On National Housing Strategy Day in November 2002, community members resolved that a coordinated community response to homelessness and the need for affordable housing was needed. The newly formed Housing Working Group (HWG) met to figure out how to help the community move forward on this complex issue of homelessness. The formation of the HWG reflected a unique and ground-breaking partnership between very diverse organizations who developed new ways of working together. The legal clinic was one of the original partners along with the Three Oaks women's shelter, Youth Hab Quinte and the Hastings County Social Services Department.

 

The HWG met at least monthly for more than a year to lay the groundwork for an
innovative, creative and groundbreaking collaborative participatory action research project in Hastings County. This project was called the ‘Hastings County Affordable Housing Research Project.’

 


What was the Affordable Housing Research Project?

The Research Project provided an exceptional opportunity to identify the needs and causes of homelessness and understand the “face of homelessness” in small urban and rural communities. In addition to exploring the needs and difficulties of people who met the traditional definition of being homeless, the research process ensured that we learned more about people who were ‘precariously housed’ and at risk of losing their homes. We wanted to both gather information that could assist in prevention and build community capacity to respond appropriately and creatively to the challenges presented.

 


What did the researchers find out about local homelessness?

The survey results provided compelling evidence of the extent of the homelessness and affordable housing crisis in Hastings County. The amount of “invisible” homelessness (persons who have no place of their own but are not staying on the streets or in a shelter) in Hastings County, was startling. More than 100 respondents, representing almost 300 persons, self-identified as homeless and 51% of those respondents further reported that there were other times in the past when they did not have a place of their own. Among the housed, one-third of respondents, 239 households, reported that during the past 3 years they needed to stay with friends, family or in a shelter because they had no home of their own.

 

The Report "Boxed In: The Affordable Housing Crisis in Hastings County" released in April 2005 provided detailed community, demographic and survey information. The researchers in collaboration with the HWG, following community forums and consultations developed an Action Plan (See Appendix I of the "Boxed In" report) to inform the community's future work around homelessness.

 

The AHAN now carries forward the Action Plan through it's Task Forces and committees. Visit their website for a list of the Task Forces, committees and projects currently underway.

 


Where can I find a copy of the "Boxed In Report: The Affordable Housing Crisis in Hastings County"?

The report is available from the AHAN website at http://www.hastingshousing.com/ahan/ahan_archive_reports.cfm (scroll to bottom).

 

You can also view or download a copy from the Hastings County website (housing page).

 


How are legal clinic staff involved?

Clinic staff have extensive experience in dealing with people who are homeless or precariously housed because of our poverty law practice. This has enabled us to have a very broad perspective on the issue - and the factors that contribute to homelessness. In 2001 clinic staff wrote the report "Beyond Bandaids: A Community Response to Homelessness" in 2001 that recommended amongst many other things that:

"a forum be created in our community so that local people can meet to discuss the need for advocacy, education and exploration of issues of homelessness, and the need for safe, adequate and affordable housing".

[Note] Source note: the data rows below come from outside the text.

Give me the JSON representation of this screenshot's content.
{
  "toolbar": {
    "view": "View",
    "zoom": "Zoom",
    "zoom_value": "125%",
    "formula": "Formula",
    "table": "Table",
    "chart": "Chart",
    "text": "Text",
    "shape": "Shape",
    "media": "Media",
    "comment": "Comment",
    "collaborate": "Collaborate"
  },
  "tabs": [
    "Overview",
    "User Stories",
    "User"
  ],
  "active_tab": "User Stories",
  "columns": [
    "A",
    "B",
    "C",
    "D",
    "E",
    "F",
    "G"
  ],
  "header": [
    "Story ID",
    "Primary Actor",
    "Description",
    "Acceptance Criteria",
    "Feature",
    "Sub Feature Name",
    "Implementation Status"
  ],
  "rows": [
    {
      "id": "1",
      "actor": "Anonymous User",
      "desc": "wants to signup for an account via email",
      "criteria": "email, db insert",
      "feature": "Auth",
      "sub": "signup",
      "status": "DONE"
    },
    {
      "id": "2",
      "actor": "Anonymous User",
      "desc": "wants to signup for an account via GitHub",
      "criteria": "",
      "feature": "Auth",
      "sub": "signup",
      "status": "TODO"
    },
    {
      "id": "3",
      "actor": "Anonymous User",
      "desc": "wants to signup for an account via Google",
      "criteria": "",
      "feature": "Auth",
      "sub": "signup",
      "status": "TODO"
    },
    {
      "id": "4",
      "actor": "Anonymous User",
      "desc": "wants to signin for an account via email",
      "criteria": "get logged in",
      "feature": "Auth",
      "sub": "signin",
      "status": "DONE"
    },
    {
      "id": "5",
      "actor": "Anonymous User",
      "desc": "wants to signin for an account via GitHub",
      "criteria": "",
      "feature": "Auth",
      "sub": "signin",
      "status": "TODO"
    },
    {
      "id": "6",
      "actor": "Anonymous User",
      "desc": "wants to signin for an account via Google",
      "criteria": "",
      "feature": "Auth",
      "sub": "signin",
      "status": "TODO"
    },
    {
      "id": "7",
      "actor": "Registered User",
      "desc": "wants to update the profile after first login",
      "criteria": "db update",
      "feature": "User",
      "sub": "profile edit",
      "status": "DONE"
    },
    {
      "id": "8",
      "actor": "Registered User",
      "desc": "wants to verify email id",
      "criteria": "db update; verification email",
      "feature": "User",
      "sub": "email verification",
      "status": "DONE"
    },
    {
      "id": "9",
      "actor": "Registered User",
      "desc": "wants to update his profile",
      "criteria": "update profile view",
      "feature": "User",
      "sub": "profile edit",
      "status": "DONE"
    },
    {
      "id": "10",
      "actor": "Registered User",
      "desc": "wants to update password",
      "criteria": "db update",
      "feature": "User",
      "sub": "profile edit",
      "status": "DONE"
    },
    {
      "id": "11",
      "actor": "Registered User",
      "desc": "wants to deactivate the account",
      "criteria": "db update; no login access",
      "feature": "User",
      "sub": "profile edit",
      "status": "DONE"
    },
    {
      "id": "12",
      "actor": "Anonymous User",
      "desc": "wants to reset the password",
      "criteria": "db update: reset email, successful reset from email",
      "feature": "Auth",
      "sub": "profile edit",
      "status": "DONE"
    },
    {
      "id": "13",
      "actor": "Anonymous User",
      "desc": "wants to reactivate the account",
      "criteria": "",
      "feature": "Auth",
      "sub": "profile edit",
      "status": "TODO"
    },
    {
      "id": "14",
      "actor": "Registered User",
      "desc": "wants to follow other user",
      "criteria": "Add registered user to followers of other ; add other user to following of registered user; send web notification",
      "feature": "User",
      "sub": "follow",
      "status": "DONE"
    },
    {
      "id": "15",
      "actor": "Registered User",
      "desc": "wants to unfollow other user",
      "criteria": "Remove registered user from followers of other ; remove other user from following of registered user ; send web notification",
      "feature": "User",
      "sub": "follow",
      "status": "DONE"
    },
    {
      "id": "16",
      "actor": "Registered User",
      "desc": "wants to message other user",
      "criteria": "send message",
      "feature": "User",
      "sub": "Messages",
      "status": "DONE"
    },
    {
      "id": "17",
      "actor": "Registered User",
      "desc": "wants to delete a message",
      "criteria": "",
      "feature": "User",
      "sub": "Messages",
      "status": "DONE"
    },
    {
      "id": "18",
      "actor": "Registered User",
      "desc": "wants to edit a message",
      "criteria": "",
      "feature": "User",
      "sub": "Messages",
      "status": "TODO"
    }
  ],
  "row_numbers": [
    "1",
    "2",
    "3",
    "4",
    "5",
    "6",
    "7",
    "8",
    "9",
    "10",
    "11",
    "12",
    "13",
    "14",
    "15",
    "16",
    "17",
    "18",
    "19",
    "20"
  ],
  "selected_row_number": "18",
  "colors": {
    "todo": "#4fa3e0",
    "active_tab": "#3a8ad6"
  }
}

Clinic staff have been deeply involved in all the work that has led up to the creation of AHAN. As an original member of the Housing Working Group, the clinic has provided many in kind contributions and staff time to support the creation of AHAN and obtain funding for staff support for AHAN.


Where can I find a copy of the "Beyond Bandaids Report:  A Community Response to Homelessness"?

Click here for a copy of this report (PDF format, 50 pgs, 1 mb) originally released in 2002 that provided the impetus for the community's formation of the AHAN. It also examines several systemic causes for homelessness or less than adequate housing. It was followed in 2004 by another report called "Observations from the Front Lines" which is not yet publicly available.